May 13, 2009 -- A drug called Anascorp, which is available in Mexico but not approved in the U.S., may help children recover from severe scorpion stings.
That news appears in The New England Journal of Medicine.
Researchers including the University of Arizona's Leslie Boyer, MD, studied 15 Arizona children, ages 1 to 10, who were admitted to a pediatric intensive care unit within five hours of being stung by a scorpion.
Scorpion stings don't always require intensive care, but children are more likely than adults to have severe reactions -- including neurological and breathing problems -- to scorpion stings.
All of the children in Boyer's study got routine medical care for their scorpion sting.
In addition, eight of the kids got Anascorp, delivered intravenously. For comparison, the seven other children got a placebo instead of Anascorp.

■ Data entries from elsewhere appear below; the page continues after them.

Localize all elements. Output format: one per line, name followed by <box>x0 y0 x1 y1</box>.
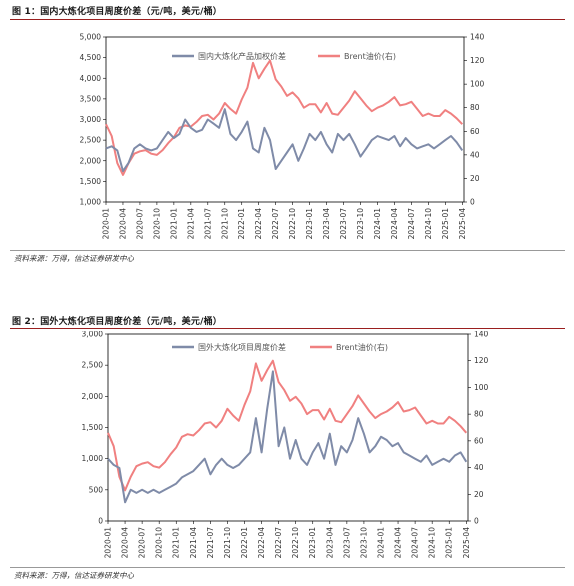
y-right-tick-label: 60 <box>474 436 484 445</box>
brent-series-line <box>105 59 464 176</box>
x-tick-label: 2020-10 <box>155 527 164 559</box>
y-left-tick-label: 1,000 <box>82 454 104 463</box>
x-tick-label: 2020-10 <box>152 208 161 240</box>
legend-label-spread: 国内大炼化产品加权价差 <box>198 51 286 61</box>
y-right-tick-label: 60 <box>470 127 480 136</box>
y-left-tick-label: 1,000 <box>80 198 102 207</box>
brent-series-line <box>107 359 468 492</box>
x-tick-label: 2024-07 <box>407 208 416 240</box>
x-tick-label: 2020-04 <box>118 208 127 240</box>
y-right-tick-label: 140 <box>474 331 489 339</box>
x-tick-label: 2021-07 <box>206 527 215 559</box>
x-tick-label: 2023-07 <box>342 527 351 559</box>
x-tick-label: 2022-07 <box>271 208 280 240</box>
y-left-tick-label: 500 <box>89 485 104 494</box>
x-tick-label: 2020-01 <box>104 527 113 559</box>
x-tick-label: 2023-07 <box>339 208 348 240</box>
x-tick-label: 2024-10 <box>424 208 433 240</box>
y-left-tick-label: 1,500 <box>82 423 104 432</box>
y-left-tick-label: 2,500 <box>80 136 102 145</box>
x-tick-label: 2021-04 <box>189 527 198 559</box>
y-right-tick-label: 140 <box>470 33 485 42</box>
figure-1-bottom-rule <box>10 250 565 251</box>
x-tick-label: 2022-04 <box>254 208 263 240</box>
y-left-tick-label: 2,000 <box>82 392 104 401</box>
x-tick-label: 2022-07 <box>274 527 283 559</box>
x-tick-label: 2025-01 <box>441 208 450 240</box>
y-left-tick-label: 2,000 <box>80 156 102 165</box>
plot-frame <box>105 36 465 203</box>
x-tick-label: 2021-01 <box>169 208 178 240</box>
y-right-tick-label: 80 <box>470 103 480 112</box>
x-tick-label: 2024-04 <box>390 208 399 240</box>
figure-1-top-rule <box>10 19 565 20</box>
y-left-tick-label: 1,500 <box>80 177 102 186</box>
y-right-tick-label: 20 <box>474 490 484 499</box>
x-tick-label: 2023-10 <box>356 208 365 240</box>
x-tick-label: 2020-07 <box>138 527 147 559</box>
figure-2-source: 资料来源：万得，信达证券研发中心 <box>14 571 134 580</box>
x-tick-label: 2022-01 <box>237 208 246 240</box>
figure-2-bottom-rule <box>10 567 565 568</box>
x-tick-label: 2021-10 <box>223 527 232 559</box>
x-tick-label: 2021-07 <box>203 208 212 240</box>
x-tick-label: 2023-10 <box>359 527 368 559</box>
x-tick-label: 2023-01 <box>308 527 317 559</box>
x-tick-label: 2020-04 <box>121 527 130 559</box>
y-right-tick-label: 40 <box>474 463 484 472</box>
y-left-tick-label: 3,000 <box>82 331 104 339</box>
x-tick-label: 2020-07 <box>135 208 144 240</box>
y-right-tick-label: 100 <box>474 383 489 392</box>
x-tick-label: 2021-04 <box>186 208 195 240</box>
y-left-tick-label: 5,000 <box>80 33 102 42</box>
x-tick-label: 2020-01 <box>102 208 111 240</box>
x-tick-label: 2023-04 <box>322 208 331 240</box>
x-tick-label: 2025-04 <box>458 208 467 240</box>
figure-2-chart: 0 500 1,000 1,500 2,000 2,500 3,000 0 20 40 60 80 10… <box>82 331 489 559</box>
x-tick-label: 2022-10 <box>288 208 297 240</box>
y-right-tick-label: 120 <box>470 56 485 65</box>
x-tick-label: 2023-04 <box>325 527 334 559</box>
y-left-tick-label: 0 <box>98 517 103 526</box>
y-right-tick-label: 20 <box>470 174 480 183</box>
x-tick-label: 2022-04 <box>257 527 266 559</box>
figure-1-chart: 1,000 1,500 2,000 2,500 3,000 3,500 4,000 4,500… <box>80 33 485 240</box>
x-tick-label: 2024-10 <box>428 527 437 559</box>
x-tick-label: 2025-04 <box>462 527 471 559</box>
x-tick-label: 2021-10 <box>220 208 229 240</box>
legend-label-brent: Brent油价(右) <box>344 51 396 61</box>
legend-label-spread: 国外大炼化项目周度价差 <box>198 342 286 352</box>
x-tick-label: 2023-01 <box>305 208 314 240</box>
y-right-tick-label: 120 <box>474 356 489 365</box>
y-left-tick-label: 4,000 <box>80 74 102 83</box>
x-tick-label: 2024-01 <box>373 208 382 240</box>
y-left-tick-label: 3,000 <box>80 115 102 124</box>
y-left-tick-label: 4,500 <box>80 53 102 62</box>
x-tick-label: 2021-01 <box>172 527 181 559</box>
y-right-tick-label: 80 <box>474 410 484 419</box>
x-tick-label: 2024-01 <box>376 527 385 559</box>
x-tick-label: 2025-01 <box>445 527 454 559</box>
figure-1-title: 图 1：国内大炼化项目周度价差（元/吨，美元/桶） <box>12 7 222 17</box>
figure-2-top-rule <box>10 328 565 329</box>
x-tick-label: 2024-07 <box>411 527 420 559</box>
legend-label-brent: Brent油价(右) <box>336 342 388 352</box>
y-left-tick-label: 2,500 <box>82 361 104 370</box>
plot-frame <box>107 333 469 522</box>
spread-series-line <box>105 108 464 173</box>
y-left-tick-label: 3,500 <box>80 94 102 103</box>
x-tick-label: 2022-01 <box>240 527 249 559</box>
y-right-tick-label: 100 <box>470 80 485 89</box>
figure-2-title: 图 2：国外大炼化项目周度价差（元/吨，美元/桶） <box>12 317 222 327</box>
y-right-tick-label: 0 <box>474 517 479 526</box>
x-tick-label: 2022-10 <box>291 527 300 559</box>
figure-1-source: 资料来源：万得，信达证券研发中心 <box>14 254 134 263</box>
spread-series-line <box>107 370 468 504</box>
y-right-tick-label: 40 <box>470 150 480 159</box>
y-right-tick-label: 0 <box>470 198 475 207</box>
x-tick-label: 2024-04 <box>394 527 403 559</box>
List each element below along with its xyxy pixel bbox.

All eight children who got Anascorp recovered within four hours after treatment, compared to one of the seven kids in the placebo group.
One hour after Anascorp treatment, none of the patients had detectable levels of scorpion venom in their blood, and two hours after Anascorp treatment, their symptoms started to ease.
Patients treated with Anascorp also needed a smaller dose of sedative while in the hospital than the children in the placebo group.
Because Anascorp hastened recovery, it might be able to be used in an emergency room instead of requiring admittance to the intensive care unit, Boyer and colleagues note.
The researchers point out that because the study was small, it's not certain that those results would apply to all kids treated with Anascorp. It's also possible that getting treated again with Anascorp could be riskier than the first treatment; the study didn't explore that risk.
In the journal, Boyer and several other researchers note grants or other financial ties to Instituto Bioclon, the Mexican company that makes Anascorp.